物件の共用部にWi-Fiルーターを設置し、そこから各居室に向けて電波を飛ばす方式です。設置が比較的容易で、初期費用も抑えやすいのが特徴です。しかし、壁や距離によって電波が届きにくい部屋が出てくる可能性があるうえ、同時接続数が多いと速度低下を招く点もデメリットです。小規模なアパートであれば十分に機能するケースも多く、導入の敷居が低い方法といえます。ただし、基本的に「木造2階建まで」「40㎡程度の広さまで」の部屋しか利用できないという制限があります。

無料Wi-Fiは今や必須設備。
導入メリットとは
ここ数年、賃貸物件における「無料インターネット付き」は急速に普及し、入居者にとって当たり前に近い設備になりつつあります。かつては「エアコン付き」や「室内洗濯機置き場」が人気設備として注目されましたが、現在ではそれに匹敵する、あるいはそれ以上の強い訴求力を持つのが無料Wi-Fiです。 スマートフォンが生活の中心となり、動画配信サービスやリモートワークの拡大、オンラインゲームやSNS利用の増加により、インターネット環境は「生活インフラ」と呼べる存在にまで定着しました。そのため、入居者が物件を探す際に「無料Wi-Fi付き」という条件は非常に大きな差別化要素となります。
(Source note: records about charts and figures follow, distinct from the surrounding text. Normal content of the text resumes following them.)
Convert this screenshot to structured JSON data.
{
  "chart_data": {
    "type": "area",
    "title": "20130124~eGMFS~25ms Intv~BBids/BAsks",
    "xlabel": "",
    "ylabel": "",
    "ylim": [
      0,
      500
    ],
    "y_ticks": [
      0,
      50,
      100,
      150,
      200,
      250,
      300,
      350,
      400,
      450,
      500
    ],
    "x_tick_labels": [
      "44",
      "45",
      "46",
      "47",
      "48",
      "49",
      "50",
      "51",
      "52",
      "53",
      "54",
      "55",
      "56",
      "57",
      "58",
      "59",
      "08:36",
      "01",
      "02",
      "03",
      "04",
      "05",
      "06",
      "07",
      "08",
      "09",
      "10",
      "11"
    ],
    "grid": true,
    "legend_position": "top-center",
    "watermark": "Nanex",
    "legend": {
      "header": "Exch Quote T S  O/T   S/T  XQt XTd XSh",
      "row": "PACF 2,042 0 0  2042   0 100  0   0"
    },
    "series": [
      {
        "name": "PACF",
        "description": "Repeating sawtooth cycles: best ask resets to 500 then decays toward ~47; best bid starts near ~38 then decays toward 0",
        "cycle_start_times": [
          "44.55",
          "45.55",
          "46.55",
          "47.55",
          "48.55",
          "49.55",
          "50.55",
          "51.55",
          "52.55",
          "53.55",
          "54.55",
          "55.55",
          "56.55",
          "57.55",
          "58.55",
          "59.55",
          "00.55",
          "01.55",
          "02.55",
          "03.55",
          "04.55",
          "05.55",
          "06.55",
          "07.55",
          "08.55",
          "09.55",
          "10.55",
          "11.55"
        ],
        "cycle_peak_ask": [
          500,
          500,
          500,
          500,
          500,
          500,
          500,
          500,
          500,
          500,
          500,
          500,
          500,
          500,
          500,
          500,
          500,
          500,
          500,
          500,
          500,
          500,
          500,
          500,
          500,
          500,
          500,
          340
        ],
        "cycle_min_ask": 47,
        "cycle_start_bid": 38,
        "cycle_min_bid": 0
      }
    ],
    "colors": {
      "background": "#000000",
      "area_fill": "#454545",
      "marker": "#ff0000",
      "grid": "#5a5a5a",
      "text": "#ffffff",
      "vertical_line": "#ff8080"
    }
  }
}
導入のメリットは大きく分けて二つあります。ひとつは 入居促進効果 です。同じ家賃帯で「Wi-Fi無料」と「Wi-Fiなし」の物件が並んでいたら、多くの入居希望者は迷わず前者を選びます。賃料を大きく上げずとも魅力を高めることができ、空室対策として非常に有効です。もうひとつは 長期入居促進効果 です。インターネット環境に不満がない入居者は住み続ける傾向が高く、退去抑止につながります。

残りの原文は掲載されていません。